A review by katya_m
Vai e Põe Uma Sentinela by Harper Lee

As classificações de "Vai e põe uma sentinela" vão, da parte de quem conheço, do mais ou menos ao bom. Da minha parte, "Vai e põe uma sentinela" merece nada menos que um muito bom, as cinco estrelas e o patamar das melhores obras literárias de século XX ao lado do seu antecessor (ou predecessor se tivermos em conta a data da sua escrita) "Mataram a cotovia".

Muitos leitores ficarão decerto dececionados com as "descobertas" de Scout ao longo deste volume e, por isso mesmo, acredito que é um livro a ser lido com uma certa maturidade e traquejo para separar o trigo do joio.

Como bem começa:

"Jean Louise Finch costumava fazer aquela viagem de avião, mas na quinta deslocação anual para casa decidiu ir de comboio de Nova Iorque até ao ramal de Maycomb."

Jean Louise, assim nos garante a escritora, vai então entrar em casa com os pés assentes no chão e não mais como a Scout destrambelhada e aérea de antigamente.

E vejamos, esta "versão" desencantada de "Mataram a cotovia" é, na realidade, uma espécie de rascunho - muitíssimo trabalhado - do único texto que Harper Lee decide publicar em vida. Descrições, personagens, parágrafos inteiros nos são perfeitamente familiares se o lermos no seguimento do anterior. Mais que funcionar como sequela, "Vai e põe uma sentinela" funciona como ponto chave do processo criativo - como esboço preparatório para o título que a escritora pretende publicar. E o que muda neste livro face ao outro é, na realidade, o novo, adulto olhar com que a autora nos força a ler.
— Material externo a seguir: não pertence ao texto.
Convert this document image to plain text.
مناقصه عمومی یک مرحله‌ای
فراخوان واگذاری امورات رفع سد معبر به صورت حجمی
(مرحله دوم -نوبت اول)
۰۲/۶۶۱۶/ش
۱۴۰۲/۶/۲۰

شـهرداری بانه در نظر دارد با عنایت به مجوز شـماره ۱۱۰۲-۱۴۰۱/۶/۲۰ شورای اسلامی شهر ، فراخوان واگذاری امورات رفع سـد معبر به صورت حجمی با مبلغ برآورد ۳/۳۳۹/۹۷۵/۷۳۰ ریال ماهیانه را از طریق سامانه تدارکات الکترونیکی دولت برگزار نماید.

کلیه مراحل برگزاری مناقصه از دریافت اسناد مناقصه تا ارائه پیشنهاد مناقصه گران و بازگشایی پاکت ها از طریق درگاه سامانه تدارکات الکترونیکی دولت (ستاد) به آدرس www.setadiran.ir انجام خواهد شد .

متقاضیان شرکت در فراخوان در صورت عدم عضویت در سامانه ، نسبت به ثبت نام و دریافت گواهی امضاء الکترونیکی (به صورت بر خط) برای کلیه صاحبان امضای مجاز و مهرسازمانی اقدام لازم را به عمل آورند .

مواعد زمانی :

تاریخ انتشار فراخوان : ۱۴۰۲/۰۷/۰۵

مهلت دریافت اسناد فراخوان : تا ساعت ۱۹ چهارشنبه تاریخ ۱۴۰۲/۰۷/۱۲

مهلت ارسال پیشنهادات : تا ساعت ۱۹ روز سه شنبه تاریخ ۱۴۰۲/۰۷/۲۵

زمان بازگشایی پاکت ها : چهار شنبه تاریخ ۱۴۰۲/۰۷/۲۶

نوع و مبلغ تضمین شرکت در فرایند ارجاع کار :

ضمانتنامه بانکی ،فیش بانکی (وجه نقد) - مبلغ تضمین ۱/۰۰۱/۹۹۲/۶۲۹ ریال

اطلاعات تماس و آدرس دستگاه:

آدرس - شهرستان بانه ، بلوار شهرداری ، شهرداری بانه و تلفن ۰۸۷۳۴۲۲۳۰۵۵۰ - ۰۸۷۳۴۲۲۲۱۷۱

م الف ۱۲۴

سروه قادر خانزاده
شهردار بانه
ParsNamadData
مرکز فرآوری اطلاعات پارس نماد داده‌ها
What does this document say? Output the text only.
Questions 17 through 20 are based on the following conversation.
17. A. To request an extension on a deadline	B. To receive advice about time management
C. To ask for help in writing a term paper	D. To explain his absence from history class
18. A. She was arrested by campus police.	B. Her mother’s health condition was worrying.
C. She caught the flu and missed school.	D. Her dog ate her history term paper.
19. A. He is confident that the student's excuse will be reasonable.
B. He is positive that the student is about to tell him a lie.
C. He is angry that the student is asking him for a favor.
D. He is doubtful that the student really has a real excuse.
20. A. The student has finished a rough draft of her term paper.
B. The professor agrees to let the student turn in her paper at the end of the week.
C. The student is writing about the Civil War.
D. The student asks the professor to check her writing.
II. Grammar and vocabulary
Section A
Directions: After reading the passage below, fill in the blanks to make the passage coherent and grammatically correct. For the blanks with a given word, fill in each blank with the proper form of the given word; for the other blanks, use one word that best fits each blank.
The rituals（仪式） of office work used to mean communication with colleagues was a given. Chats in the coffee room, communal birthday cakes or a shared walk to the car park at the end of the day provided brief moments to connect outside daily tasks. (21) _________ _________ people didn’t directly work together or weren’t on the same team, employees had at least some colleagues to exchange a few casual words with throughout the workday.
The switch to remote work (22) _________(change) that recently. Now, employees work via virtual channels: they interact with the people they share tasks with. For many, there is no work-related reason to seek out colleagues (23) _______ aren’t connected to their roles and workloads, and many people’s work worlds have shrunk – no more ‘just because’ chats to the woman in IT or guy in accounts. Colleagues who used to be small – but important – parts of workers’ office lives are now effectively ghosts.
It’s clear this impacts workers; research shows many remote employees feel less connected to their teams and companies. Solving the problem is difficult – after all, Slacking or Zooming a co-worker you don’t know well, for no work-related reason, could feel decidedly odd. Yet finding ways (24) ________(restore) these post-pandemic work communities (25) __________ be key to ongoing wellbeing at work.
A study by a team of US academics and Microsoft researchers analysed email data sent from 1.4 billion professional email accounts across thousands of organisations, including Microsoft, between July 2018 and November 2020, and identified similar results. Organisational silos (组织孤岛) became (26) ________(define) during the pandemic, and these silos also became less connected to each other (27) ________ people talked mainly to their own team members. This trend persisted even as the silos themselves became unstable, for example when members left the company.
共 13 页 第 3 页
O velho Atticus Finch está lá como outrora - não se iludam se pensam que ele mudou um bocadinho que fosse -, o Jem - aquele Jem que nunca quisemos reconhecer distante, mas que sempre o foi -, a boa Calpurnia - e com ela todo um mundo de homens e mulheres recalcados sob os pés dos brancos que, naqueles outros tempos, os acolhiam como por caridade -, e o tio Jack - a outra face no espelho de Scout.

Todos, como outrora, são os mesmos. Nenhum, como outrora, é quem nós pensávamos ser.

Harper Lee, exímia a encaminhar os leitores, sabe exatamente onde nos deixar a cada passo. Cada linha é calculada em função da reação que pretende obter do leitor e a sua prosa trabalhada no sentido de nos fazer caminhar sobre as pegadas da sua inocente Scout. Por isso é duro para nós, como é para ela, perceber que o mundo não se compõe de dois espectros de cor, mas de vários matizes intermédios, e que a nossa inflexibilidade só nos trará, mais cedo ou mais tarde, a dor (muito necessária) dessa descoberta.

Como Scout, teremos de crescer e perceber que somos seres individuais os quais habita uma consciência única:

- (...)A ilha de cada um de nós, Jean Louise, a sentinela de cada um de nós é a sua consciência. A consciência coletiva, tal coisa não existe.
(...)
- ...agora tu, menina, nascida com a tua própria consciência, algures no teu caminho amarraste-a à do teu pai como uma lapa. Enquanto crescias e já em adulta, confundiste o teu pai com Deus. Nunca o visto como um homem, com o coração e os defeitos próprios de um homem(...) Foste uma aleijada emocional, apoiavas-te nele, era a ele que ias buscar as respostas, pressupondo que as tuas seriam sempre as dele.

[Pág. 229]

Como ela, é pelas pequenas coisas que iremos perceber que não somos perfeitos:

" - És daltónica, Jean Louise - declarou. - Sempre foste, sempre serás. As únicas diferenças que vês entre dois seres humanos são na aparência, na inteligência e na personalidade. Nunca foste incitada a olhar as pessoas enquanto raça, e agora que as questões raciais são o tema quente do dia, continuas incapaz de pensar nesses termos. Apenas vês pessoas.
- Mas, tio Jack, não tenho qualquer intenção de me casar com um negro.

[Pág. 233]

Harper Lee propõe-nos, uma vez mais, refletir não já as questões sociais per si, mas a questão das nossas escolhas e caminhos individuais em comunidade.

"O preconceito, que é uma palavra feia, e a fé, que é uma boa palavra, têm algo em comum: ambas começam onde a razão termina.'

[Pág.234]

Impossível atribuir-lhe menos de 5 estrelas, como ao anterior, pois que revela uma excelência e uma maturidade literária de Harper Lee que em nada fica a dever àquele um trabalho que ela decidiu dar à estampa.